Once blood sugar levels exceeding the threshold value of diabetes are identified, it is the doctor’s task to determine the exact type of diabetes. It may be obvious on the basis of the preliminary information, patient history, clinical picture and symptoms. The diagnosis can usually be confirmed in a laboratory with more detailed examination of the pancreas. Further investigation is needed particularly if the symptoms and risk factors are not clearly identifiable and, for example, it may be one of the rarer types of diabetes. In some cases the type may also remain unclear or change over time when more information is gained.
Type 1 diabetes
Type 1 diabetes is normally diagnosed in younger people, and the symptoms of high blood sugar arising from insulin deficiency are often obvious. In insulin deficiency, the blood is tested for ketone or “acids” in addition to high blood sugar. In large quantities, they acidify the body and may result in acidosis i.e. ketoacidosis. In addition, blood tests look for antibodies typical of an autoimmune disease and they may also examine the ability of the pancreas to produce insulin.
Type 2 diabetes
Type 2 diabetes normally occurs in adults.
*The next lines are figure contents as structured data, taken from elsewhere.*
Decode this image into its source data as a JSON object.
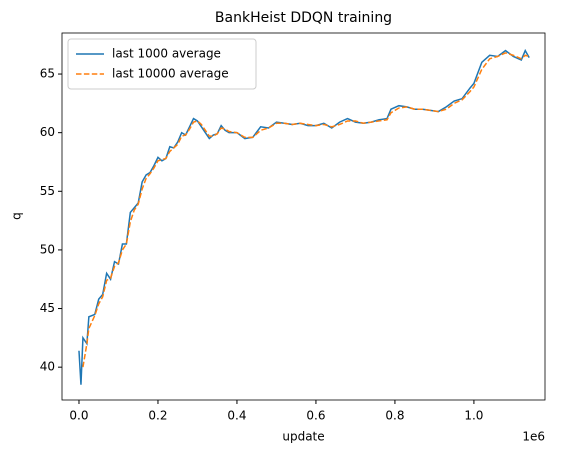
{
  "chart_data": {
    "type": "line",
    "title": "BankHeist DDQN training",
    "x_label": "update",
    "y_label": "q",
    "x_offset_label": "1e6",
    "x": [
      0,
      5000,
      10000,
      20000,
      25000,
      40000,
      50000,
      60000,
      70000,
      80000,
      90000,
      100000,
      110000,
      120000,
      130000,
      140000,
      150000,
      160000,
      170000,
      180000,
      190000,
      200000,
      210000,
      220000,
      230000,
      240000,
      250000,
      260000,
      270000,
      280000,
      290000,
      300000,
      310000,
      320000,
      330000,
      340000,
      350000,
      360000,
      370000,
      380000,
      400000,
      420000,
      440000,
      460000,
      480000,
      500000,
      520000,
      540000,
      560000,
      580000,
      600000,
      620000,
      640000,
      660000,
      680000,
      700000,
      720000,
      740000,
      760000,
      780000,
      790000,
      810000,
      830000,
      850000,
      870000,
      890000,
      910000,
      930000,
      950000,
      970000,
      990000,
      1000000,
      1020000,
      1040000,
      1060000,
      1080000,
      1100000,
      1120000,
      1130000,
      1140000
    ],
    "series": [
      {
        "name": "last 1000 average",
        "color": "#1f77b4",
        "linestyle": "solid",
        "values": [
          41.4,
          38.5,
          42.5,
          42.0,
          44.3,
          44.5,
          45.8,
          46.2,
          48.0,
          47.5,
          49.0,
          48.8,
          50.5,
          50.5,
          53.2,
          53.6,
          54.0,
          55.8,
          56.4,
          56.6,
          57.2,
          57.9,
          57.6,
          57.8,
          58.8,
          58.7,
          59.2,
          60.0,
          59.8,
          60.5,
          61.2,
          61.0,
          60.5,
          60.0,
          59.5,
          59.8,
          59.9,
          60.6,
          60.2,
          60.0,
          60.0,
          59.5,
          59.6,
          60.5,
          60.4,
          60.9,
          60.8,
          60.7,
          60.8,
          60.6,
          60.6,
          60.8,
          60.4,
          60.9,
          61.2,
          60.9,
          60.8,
          60.9,
          61.1,
          61.2,
          62.0,
          62.3,
          62.2,
          62.0,
          62.0,
          61.9,
          61.8,
          62.2,
          62.7,
          62.9,
          63.8,
          64.2,
          66.0,
          66.6,
          66.5,
          67.0,
          66.5,
          66.2,
          67.0,
          66.4
        ]
      },
      {
        "name": "last 10000 average",
        "color": "#ff7f0e",
        "linestyle": "dashed",
        "values": [
          null,
          null,
          40.0,
          42.0,
          43.3,
          44.4,
          45.4,
          46.0,
          47.4,
          47.6,
          48.6,
          48.9,
          50.0,
          50.5,
          52.4,
          53.4,
          53.9,
          55.2,
          56.1,
          56.5,
          57.0,
          57.6,
          57.7,
          57.8,
          58.4,
          58.7,
          59.0,
          59.7,
          59.8,
          60.3,
          60.9,
          61.0,
          60.7,
          60.2,
          59.7,
          59.7,
          59.9,
          60.4,
          60.3,
          60.1,
          60.0,
          59.6,
          59.6,
          60.2,
          60.4,
          60.8,
          60.8,
          60.7,
          60.8,
          60.7,
          60.6,
          60.7,
          60.5,
          60.7,
          61.0,
          61.0,
          60.8,
          60.9,
          61.0,
          61.1,
          61.7,
          62.1,
          62.2,
          62.0,
          62.0,
          61.9,
          61.8,
          62.0,
          62.5,
          62.8,
          63.5,
          63.9,
          65.4,
          66.3,
          66.5,
          66.8,
          66.6,
          66.3,
          66.6,
          66.5
        ]
      }
    ],
    "xlim": [
      -43000,
      1180000
    ],
    "ylim": [
      37.2,
      68.5
    ],
    "xticks": [
      {
        "value": 0,
        "label": "0.0"
      },
      {
        "value": 200000,
        "label": "0.2"
      },
      {
        "value": 400000,
        "label": "0.4"
      },
      {
        "value": 600000,
        "label": "0.6"
      },
      {
        "value": 800000,
        "label": "0.8"
      },
      {
        "value": 1000000,
        "label": "1.0"
      }
    ],
    "yticks": [
      40,
      45,
      50,
      55,
      60,
      65
    ],
    "legend": "upper left",
    "grid": false
  }
}
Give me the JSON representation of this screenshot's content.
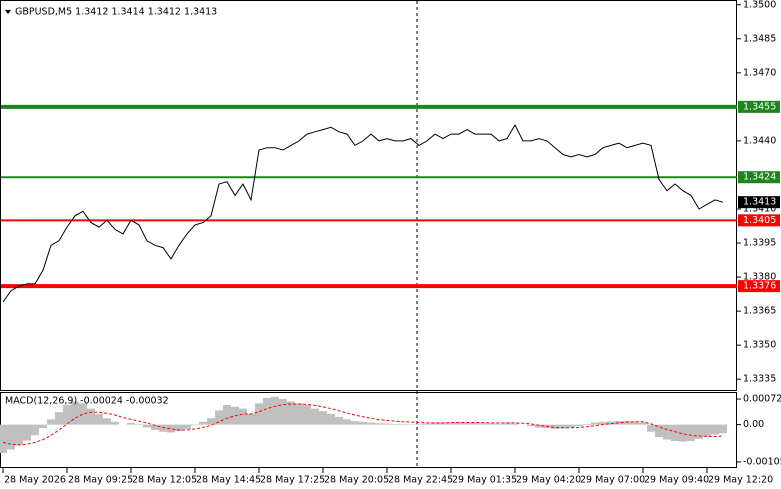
{
  "chart_data": [
    {
      "type": "line",
      "title": "GBPUSD,M5 1.3412 1.3414 1.3412 1.3413",
      "color": "#000000",
      "values": [
        1.3369,
        1.3374,
        1.3376,
        1.3377,
        1.3377,
        1.3383,
        1.3394,
        1.3396,
        1.3402,
        1.3407,
        1.3409,
        1.3404,
        1.3402,
        1.3405,
        1.3401,
        1.3399,
        1.3405,
        1.3403,
        1.3396,
        1.3394,
        1.3393,
        1.3388,
        1.3394,
        1.3399,
        1.3403,
        1.3404,
        1.3407,
        1.3421,
        1.3422,
        1.3416,
        1.3421,
        1.3414,
        1.3436,
        1.3437,
        1.3437,
        1.3436,
        1.3438,
        1.344,
        1.3443,
        1.3444,
        1.3445,
        1.3446,
        1.3444,
        1.3443,
        1.3438,
        1.344,
        1.3443,
        1.344,
        1.3441,
        1.344,
        1.344,
        1.3441,
        1.3438,
        1.344,
        1.3443,
        1.3441,
        1.3443,
        1.3443,
        1.3445,
        1.3443,
        1.3443,
        1.3443,
        1.344,
        1.3441,
        1.3447,
        1.344,
        1.344,
        1.3441,
        1.344,
        1.3437,
        1.3434,
        1.3433,
        1.3434,
        1.3433,
        1.3434,
        1.3437,
        1.3438,
        1.3439,
        1.3437,
        1.3438,
        1.3439,
        1.3438,
        1.3423,
        1.3418,
        1.3421,
        1.3418,
        1.3416,
        1.341,
        1.3412,
        1.3414,
        1.3413
      ],
      "xlim": [
        -0.375,
        91.75
      ],
      "ylim": [
        1.33301,
        1.35009
      ],
      "yticks": [
        {
          "value": 1.35,
          "label": "1.3500"
        },
        1.3485,
        {
          "value": 1.347,
          "label": "1.3470"
        },
        {
          "value": 1.344,
          "label": "1.3440"
        },
        {
          "value": 1.341,
          "label": "1.3410"
        },
        1.3395,
        {
          "value": 1.338,
          "label": "1.3380"
        },
        1.3365,
        {
          "value": 1.335,
          "label": "1.3350"
        },
        1.3335
      ],
      "levels": [
        {
          "value": 1.3455,
          "color": "#1e841e"
        },
        {
          "value": 1.3424,
          "color": "#1e841e"
        },
        {
          "value": 1.3405,
          "color": "#ff0000"
        },
        {
          "value": 1.3376,
          "color": "#ff0000"
        }
      ],
      "last_price": 1.3413
    },
    {
      "type": "macd",
      "title": "MACD(12,26,9) -0.00024 -0.00032",
      "histogram": {
        "color": "#c0c0c0",
        "values": [
          -0.0008,
          -0.0007,
          -0.00058,
          -0.00045,
          -0.0003,
          -0.0001,
          0.00015,
          0.00035,
          0.00055,
          0.00065,
          0.0006,
          0.00045,
          0.0003,
          0.00018,
          8e-05,
          0,
          5e-05,
          2e-05,
          -8e-05,
          -0.00015,
          -0.0002,
          -0.00022,
          -0.00018,
          -0.00012,
          -2e-05,
          8e-05,
          0.00018,
          0.0004,
          0.00055,
          0.0005,
          0.00045,
          0.0003,
          0.0006,
          0.00075,
          0.00078,
          0.00072,
          0.00065,
          0.0006,
          0.00055,
          0.00045,
          0.00038,
          0.0003,
          0.00022,
          0.00015,
          0.0001,
          8e-05,
          6e-05,
          4e-05,
          3e-05,
          2e-05,
          2e-05,
          1e-05,
          2e-05,
          3e-05,
          5e-05,
          6e-05,
          6e-05,
          7e-05,
          6e-05,
          6e-05,
          5e-05,
          4e-05,
          3e-05,
          6e-05,
          3e-05,
          0,
          -4e-05,
          -8e-05,
          -0.0001,
          -0.00012,
          -0.00011,
          -8e-05,
          -4e-05,
          2e-05,
          6e-05,
          8e-05,
          9e-05,
          0.0001,
          0.0001,
          8e-05,
          6e-05,
          -0.0002,
          -0.00035,
          -0.00042,
          -0.00046,
          -0.00048,
          -0.00046,
          -0.0004,
          -0.00033,
          -0.00028,
          -0.00024
        ]
      },
      "signal": {
        "color": "#ff0000",
        "values": [
          -0.0005,
          -0.00055,
          -0.00057,
          -0.00055,
          -0.0005,
          -0.00042,
          -0.0003,
          -0.00015,
          2e-05,
          0.00018,
          0.0003,
          0.00035,
          0.00035,
          0.00032,
          0.00027,
          0.0002,
          0.00015,
          0.0001,
          5e-05,
          -2e-05,
          -8e-05,
          -0.00012,
          -0.00015,
          -0.00015,
          -0.00012,
          -8e-05,
          -2e-05,
          8e-05,
          0.00018,
          0.00025,
          0.0003,
          0.0003,
          0.00036,
          0.00045,
          0.00052,
          0.00056,
          0.00058,
          0.00058,
          0.00057,
          0.00054,
          0.0005,
          0.00045,
          0.00039,
          0.00033,
          0.00027,
          0.00022,
          0.00018,
          0.00014,
          0.00012,
          0.0001,
          8e-05,
          7e-05,
          6e-05,
          5e-05,
          5e-05,
          5e-05,
          6e-05,
          6e-05,
          6e-05,
          6e-05,
          6e-05,
          5e-05,
          5e-05,
          5e-05,
          5e-05,
          4e-05,
          2e-05,
          -2e-05,
          -5e-05,
          -8e-05,
          -9e-05,
          -9e-05,
          -8e-05,
          -6e-05,
          -3e-05,
          0,
          3e-05,
          5e-05,
          7e-05,
          8e-05,
          8e-05,
          2e-05,
          -6e-05,
          -0.00014,
          -0.0002,
          -0.00026,
          -0.0003,
          -0.00032,
          -0.00033,
          -0.00033,
          -0.00032
        ]
      },
      "xlim": [
        -0.375,
        91.75
      ],
      "ylim": [
        -0.00122,
        0.00089
      ],
      "yticks": [
        0.00072,
        {
          "value": 0,
          "label": "0.00"
        },
        -0.00105
      ],
      "xticks": [
        {
          "value": 0,
          "label": "28 May 2026"
        },
        {
          "value": 8,
          "label": "28 May 09:25"
        },
        {
          "value": 16,
          "label": "28 May 12:05"
        },
        {
          "value": 24,
          "label": "28 May 14:45"
        },
        {
          "value": 32,
          "label": "28 May 17:25"
        },
        {
          "value": 40,
          "label": "28 May 20:05"
        },
        {
          "value": 48,
          "label": "28 May 22:45"
        },
        {
          "value": 56,
          "label": "29 May 01:35"
        },
        {
          "value": 64,
          "label": "29 May 04:20"
        },
        {
          "value": 72,
          "label": "29 May 07:00"
        },
        {
          "value": 80,
          "label": "29 May 09:40"
        },
        {
          "value": 88,
          "label": "29 May 12:20"
        }
      ]
    }
  ]
}
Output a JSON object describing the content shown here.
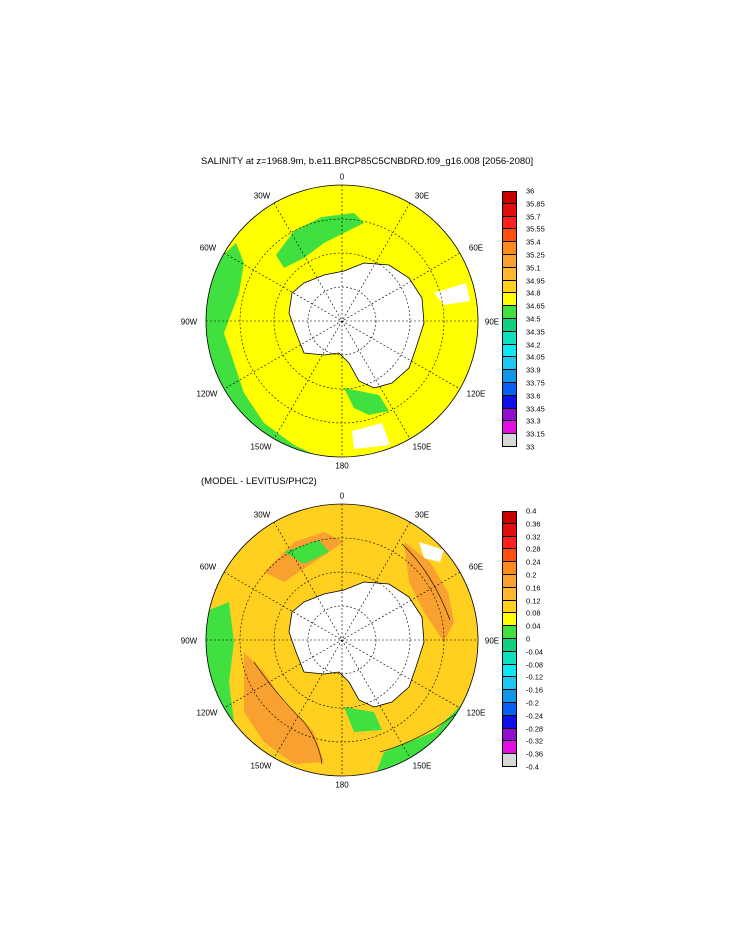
{
  "panel1": {
    "title": "SALINITY at z=1968.9m, b.e11.BRCP85C5CNBDRD.f09_g16.008 [2056-2080]",
    "lon_labels": [
      "0",
      "30E",
      "60E",
      "90E",
      "120E",
      "150E",
      "180",
      "150W",
      "120W",
      "90W",
      "60W",
      "30W"
    ],
    "colorbar": {
      "labels": [
        "36",
        "35.85",
        "35.7",
        "35.55",
        "35.4",
        "35.25",
        "35.1",
        "34.95",
        "34.8",
        "34.65",
        "34.5",
        "34.35",
        "34.2",
        "34.05",
        "33.9",
        "33.75",
        "33.6",
        "33.45",
        "33.3",
        "33.15",
        "33"
      ],
      "colors": [
        "#c80000",
        "#e01010",
        "#ff2020",
        "#ff5010",
        "#ff8a20",
        "#f8a030",
        "#ffb830",
        "#ffd020",
        "#ffff00",
        "#40e040",
        "#10d080",
        "#10e0c0",
        "#10e8f0",
        "#20c8f0",
        "#1098e8",
        "#0860f0",
        "#1010e8",
        "#9010d0",
        "#e010e0",
        "#d8d8d8",
        "#707070"
      ]
    }
  },
  "panel2": {
    "title": "(MODEL - LEVITUS/PHC2)",
    "lon_labels": [
      "0",
      "30E",
      "60E",
      "90E",
      "120E",
      "150E",
      "180",
      "150W",
      "120W",
      "90W",
      "60W",
      "30W"
    ],
    "colorbar": {
      "labels": [
        "0.4",
        "0.36",
        "0.32",
        "0.28",
        "0.24",
        "0.2",
        "0.16",
        "0.12",
        "0.08",
        "0.04",
        "0",
        "-0.04",
        "-0.08",
        "-0.12",
        "-0.16",
        "-0.2",
        "-0.24",
        "-0.28",
        "-0.32",
        "-0.36",
        "-0.4"
      ],
      "colors": [
        "#c80000",
        "#e01010",
        "#ff2020",
        "#ff5010",
        "#ff8a20",
        "#f8a030",
        "#ffb830",
        "#ffd020",
        "#ffff00",
        "#40e040",
        "#10d080",
        "#10e0c0",
        "#10e8f0",
        "#20c8f0",
        "#1098e8",
        "#0860f0",
        "#1010e8",
        "#9010d0",
        "#e010e0",
        "#d8d8d8",
        "#707070"
      ]
    }
  }
}
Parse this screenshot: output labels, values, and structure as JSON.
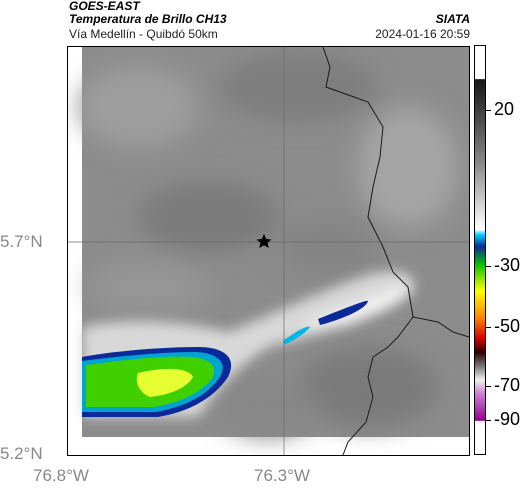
{
  "header": {
    "satellite": "GOES-EAST",
    "product": "Temperatura de Brillo CH13",
    "region": "Vía Medellín - Quibdó 50km",
    "agency": "SIATA",
    "datetime": "2024-01-16 20:59"
  },
  "axes": {
    "lat_ticks": [
      {
        "label": "5.7°N",
        "value": 5.7
      },
      {
        "label": "5.2°N",
        "value": 5.2
      }
    ],
    "lon_ticks": [
      {
        "label": "76.8°W",
        "value": -76.8
      },
      {
        "label": "76.3°W",
        "value": -76.3
      }
    ]
  },
  "colorbar": {
    "ticks": [
      {
        "label": "20",
        "value": 20
      },
      {
        "label": "-30",
        "value": -30
      },
      {
        "label": "-50",
        "value": -50
      },
      {
        "label": "-70",
        "value": -70
      },
      {
        "label": "-90",
        "value": -90
      }
    ],
    "colors": {
      "warm_top": "#202020",
      "warm_mid": "#9a9a9a",
      "cold_white": "#ffffff",
      "cyan": "#00b8e6",
      "blue": "#0033a0",
      "green": "#00c000",
      "yellow": "#ffff00",
      "red": "#e00000",
      "magenta": "#a020a0"
    }
  },
  "map": {
    "marker": "star-icon",
    "colors": {
      "background": "#8c8c8c",
      "border_line": "#1a1a1a",
      "cloud_light": "#e6e6e6",
      "cloud_green": "#40d000",
      "cloud_yellow": "#e6ff30"
    }
  }
}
If a person diagnosed with diabetes as an adult is abdominally obese, has a metabolic syndrome, has a close relative with type 2 diabetes and their blood sugar level has been gradually increasing, they probably have type 2 diabetes. If the blood sugar level is remedied by lifestyle changes and drug therapy, there is normally no need for special examinations.
Despite its prevalence, there are no clear criteria for type 2 diabetes. It is diagnosed by ruling out other possibilities with sufficient certainty, first among them insulin-dependent diabetes and diabetes resulting from other conditions.